Seth Godin invests a lot of thought into what makes a workplace great. He recently posted a piece on what he considers to be five essential roles on a team. He writes: “Each one matters, each is intentional, each comes with effort, preparation and reward.”
He goes on to say: “I’m not describing job titles, I’m describing a posture. When you decide what to do next, that decision reveals your sense of what’s the next best contribution you can make.”
Here are Seth Godin’s Five Contributions. Which one describes the work you’re best suited to do?
Leader: The pathfinder, able to get from here to there, to connect in service of a goal. Setting an agenda, working in the dark, going new places and tackling unknowable obstacles.
Manager: Leveraging the work of others, coordinating and completing, with a focus on taking responsibility. The leader can set an agenda, the manager makes the countless decisions to ensure it gets completed. It’s been done before, but you can do it better.
Salesperson: Turning a maybe into a yes, enrolling prospects in the long-term journey of value creation.
Craftsperson: Using hands or a keyboard to do unique work that others can’t (or won’t).

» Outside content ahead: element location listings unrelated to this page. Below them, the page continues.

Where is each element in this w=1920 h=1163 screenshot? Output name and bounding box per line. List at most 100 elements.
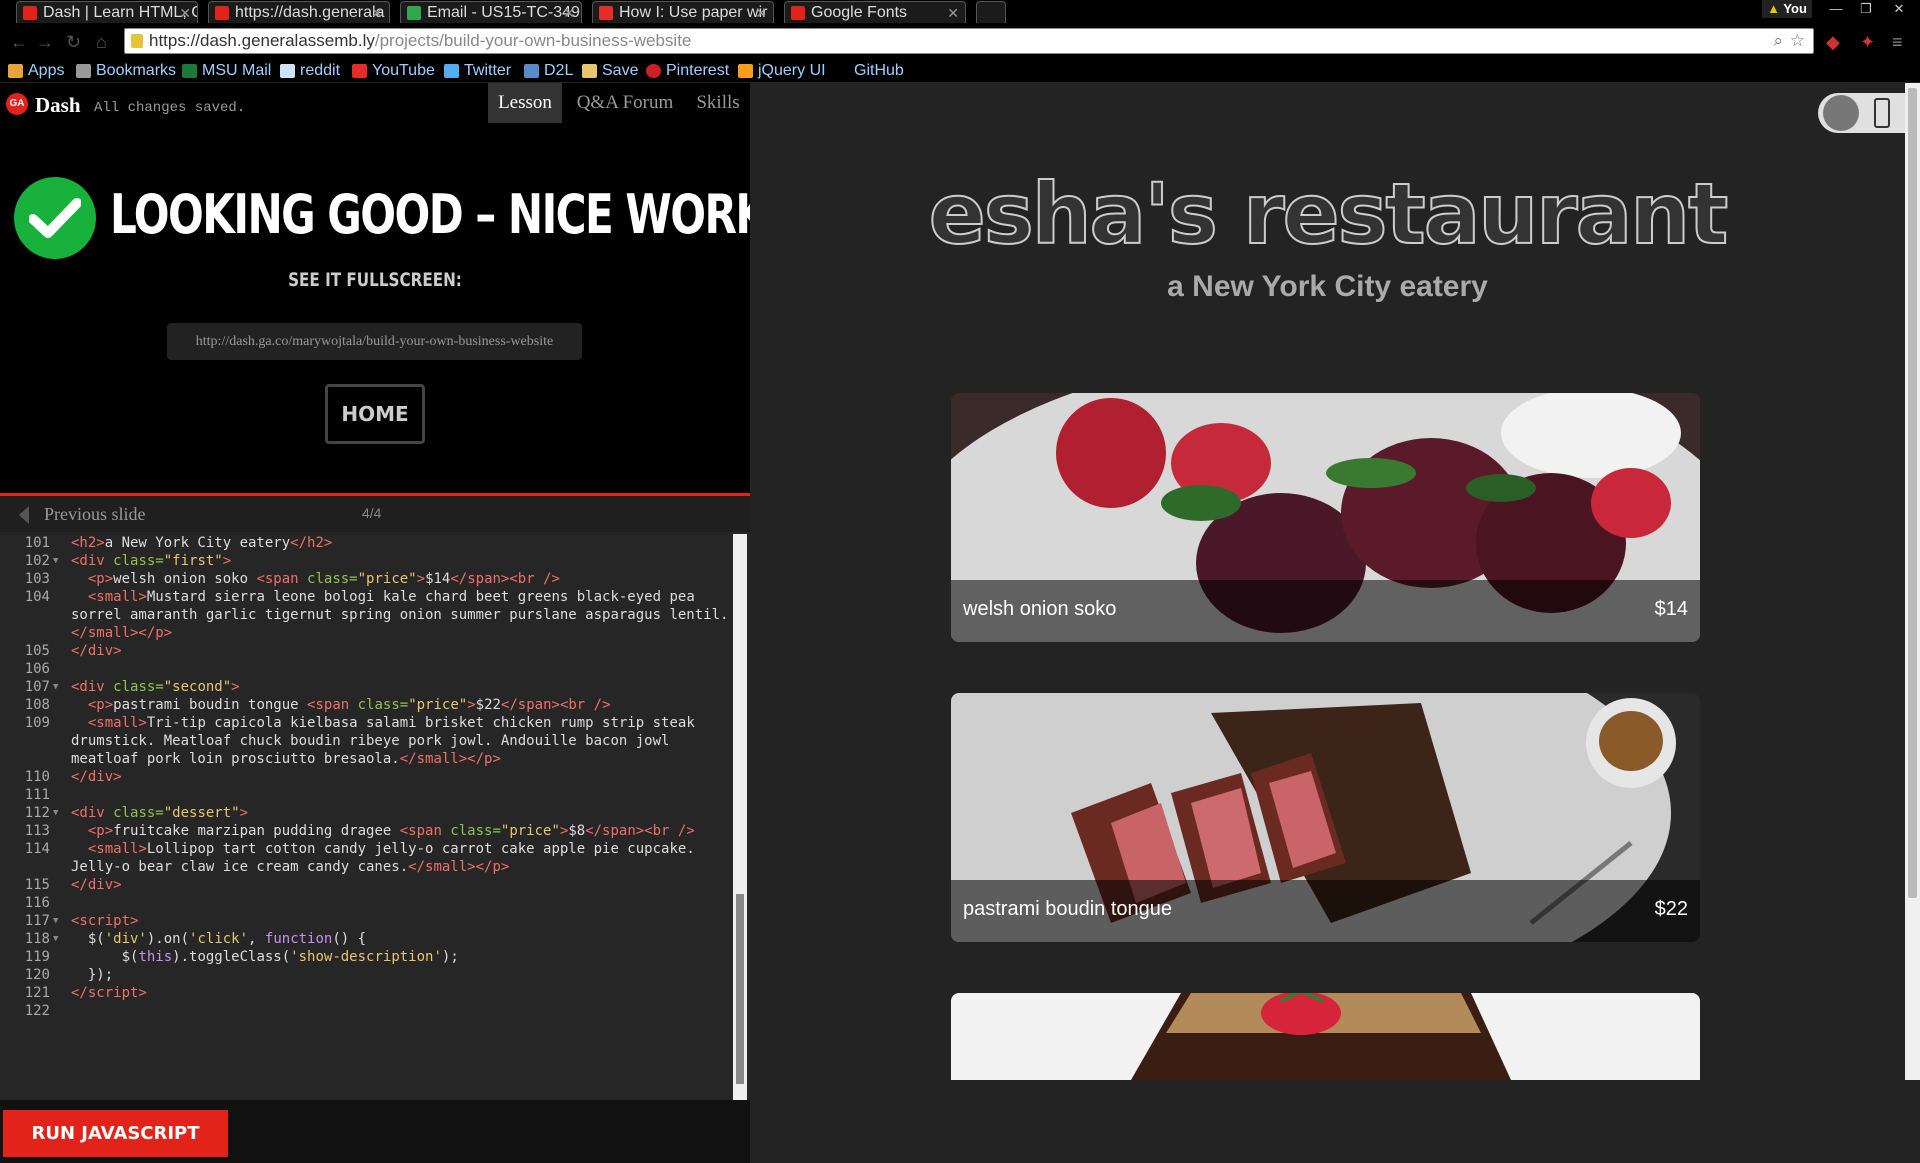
new-tab-button[interactable] [976,1,1006,23]
mobile-view-icon[interactable] [1874,98,1890,128]
close-tab-icon[interactable]: ✕ [947,2,959,23]
profile-button[interactable]: ▲ You [1762,0,1812,18]
code-line[interactable]: meatloaf pork loin prosciutto bresaola.<… [0,750,730,768]
ga-logo-icon[interactable]: GA [6,93,28,115]
code-text: Jelly-o bear claw ice cream candy canes.… [71,859,510,875]
fold-arrow-icon[interactable]: ▼ [53,930,58,948]
code-line[interactable]: </small></p> [0,624,730,642]
line-number: 122 [24,1003,50,1019]
email-favicon-icon [407,6,421,20]
dish-card-first[interactable]: welsh onion soko $14 [951,393,1700,642]
bookmark-youtube[interactable]: YouTube [352,60,435,82]
back-icon[interactable]: ← [10,32,28,53]
jquery-icon [738,64,753,78]
bookmark-apps[interactable]: Apps [8,60,64,82]
close-tab-icon[interactable]: ✕ [755,2,767,23]
run-javascript-button[interactable]: RUN JAVASCRIPT [3,1110,228,1157]
code-line[interactable]: 104 <small>Mustard sierra leone bologi k… [0,588,730,606]
code-line[interactable]: 120 }); [0,966,730,984]
code-line[interactable]: 110 </div> [0,768,730,786]
code-line[interactable]: 101 <h2>a New York City eatery</h2> [0,534,730,552]
code-line[interactable]: 122 [0,1002,730,1020]
bookmark-d2l[interactable]: D2L [524,60,573,82]
code-line[interactable]: 114 <small>Lollipop tart cotton candy je… [0,840,730,858]
editor-scroll-thumb[interactable] [736,894,744,1084]
code-line[interactable]: 105 </div> [0,642,730,660]
reload-icon[interactable]: ↻ [66,32,81,53]
code-line[interactable]: 119 $(this).toggleClass('show-descriptio… [0,948,730,966]
share-url-field[interactable]: http://dash.ga.co/marywojtala/build-your… [167,323,582,360]
dish-card-dessert[interactable] [951,993,1700,1080]
code-text: <p>welsh onion soko <span class="price">… [87,571,560,587]
line-number: 103 [24,571,50,587]
page-scroll-thumb[interactable] [1908,88,1917,898]
code-line[interactable]: 118 ▼ $('div').on('click', function() { [0,930,730,948]
bookmark-bookmarks[interactable]: Bookmarks [76,60,176,82]
code-line[interactable]: drumstick. Meatloaf chuck boudin ribeye … [0,732,730,750]
tab-lesson[interactable]: Lesson [488,83,562,123]
dish-card-second[interactable]: pastrami boudin tongue $22 [951,693,1700,942]
line-number: 117 [24,913,50,929]
code-line[interactable]: 113 <p>fruitcake marzipan pudding dragee… [0,822,730,840]
editor-scrollbar[interactable] [733,534,747,1100]
tab-skills[interactable]: Skills [688,83,748,123]
page-scrollbar[interactable] [1905,83,1920,1080]
close-tab-icon[interactable]: ✕ [371,2,383,23]
previous-arrow-icon[interactable] [19,506,29,524]
code-line[interactable]: 108 <p>pastrami boudin tongue <span clas… [0,696,730,714]
code-line[interactable]: 103 <p>welsh onion soko <span class="pri… [0,570,730,588]
browser-tab[interactable]: Email - US15-TC-349 ✕ [400,1,582,23]
tab-qa-forum[interactable]: Q&A Forum [570,83,680,123]
bookmark-jquery-ui[interactable]: jQuery UI [738,60,826,82]
address-bar[interactable]: https://dash.generalassemb.ly/projects/b… [124,28,1814,54]
code-line[interactable]: 112 ▼ <div class="dessert"> [0,804,730,822]
code-line[interactable]: 109 <small>Tri-tip capicola kielbasa sal… [0,714,730,732]
bookmark-twitter[interactable]: Twitter [444,60,511,82]
dash-name[interactable]: Dash [35,93,81,118]
browser-tab[interactable]: Dash | Learn HTML, C ✕ [16,1,198,23]
code-line[interactable]: 102 ▼ <div class="first"> [0,552,730,570]
menu-icon[interactable]: ≡ [1892,32,1903,53]
close-tab-icon[interactable]: ✕ [563,2,575,23]
code-line[interactable]: 115 </div> [0,876,730,894]
fold-arrow-icon[interactable]: ▼ [53,552,58,570]
bookmark-github[interactable]: GitHub [834,60,904,82]
browser-tab[interactable]: How I: Use paper wir ✕ [592,1,774,23]
extension-icon[interactable]: ◆ [1826,32,1840,53]
bookmark-pinterest[interactable]: Pinterest [646,60,729,82]
lesson-pane: GA Dash All changes saved. Lesson Q&A Fo… [0,83,786,1163]
code-editor[interactable]: 101 <h2>a New York City eatery</h2> 102 ▼ <d… [0,532,750,1100]
code-line[interactable]: 117 ▼ <script> [0,912,730,930]
home-button[interactable]: HOME [325,384,425,444]
star-bookmark-icon[interactable]: ☆ [1790,29,1805,53]
code-line[interactable]: sorrel amaranth garlic tigernut spring o… [0,606,730,624]
forward-icon[interactable]: → [36,32,54,53]
fold-arrow-icon[interactable]: ▼ [53,804,58,822]
code-line[interactable]: 111 [0,786,730,804]
fold-arrow-icon[interactable]: ▼ [53,678,58,696]
code-line[interactable]: 107 ▼ <div class="second"> [0,678,730,696]
close-tab-icon[interactable]: ✕ [179,2,191,23]
browser-tab[interactable]: Google Fonts ✕ [784,1,966,23]
desktop-view-toggle-icon[interactable] [1823,95,1859,131]
code-line[interactable]: 116 [0,894,730,912]
restore-icon[interactable]: ❐ [1852,0,1880,18]
zoom-icon[interactable]: ⌕ [1773,29,1783,53]
bookmark-save[interactable]: Save [582,60,638,82]
twitter-icon [444,64,459,78]
code-line[interactable]: 106 [0,660,730,678]
code-line[interactable]: 121 </script> [0,984,730,1002]
line-number: 105 [24,643,50,659]
close-window-icon[interactable]: ✕ [1882,0,1916,18]
browser-tab[interactable]: https://dash.generala ✕ [208,1,390,23]
dish-name: pastrami boudin tongue [963,898,1173,920]
previous-slide-link[interactable]: Previous slide [44,504,146,525]
line-number: 116 [24,895,50,911]
extension-icon[interactable]: ✦ [1860,32,1875,53]
bookmark-msu-mail[interactable]: MSU Mail [182,60,271,82]
code-line[interactable]: Jelly-o bear claw ice cream candy canes.… [0,858,730,876]
bookmark-reddit[interactable]: reddit [280,60,340,82]
minimize-icon[interactable]: — [1822,0,1850,18]
fold-arrow-icon[interactable]: ▼ [53,912,58,930]
home-icon[interactable]: ⌂ [96,32,107,53]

Contributor: Showing up and doing what you’re asked to do, keeping promises made on your behalf.
Some people may believe that these contributions come from innate qualities – you are what you are from the moment you determine what your work will be. But there’s also a pattern of natural progression for someone new to their role or their team.
You start out as a contributor. Watching, learning, filling in the gaps where the team needs a steady and reliable volunteer. You gain experience, both through your successes and your mistakes, and you learn how valuable – and rare – reliability is.
As you gain a skill, you become a craftsperson. You find your niche. Your years of deliberate practice pay off, and you become valued for the work you do (in addition to showing up, being fully present, and keeping promises.)
Next, you develop a true passion for the mission or the work, and you serve in the role of salesperson. There are two kinds of salespersons: the one who can sell anything, and the one who can only sell what she truly believes. If you’re not a true believer, you probably move from this contribution quickly.
As you learn what it takes to make a project successful, you move into a manager role, organizing contributors and craftspeople. Eventually, you have the opportunity to become a leader.
Where are you today? Are you contributing at your highest level?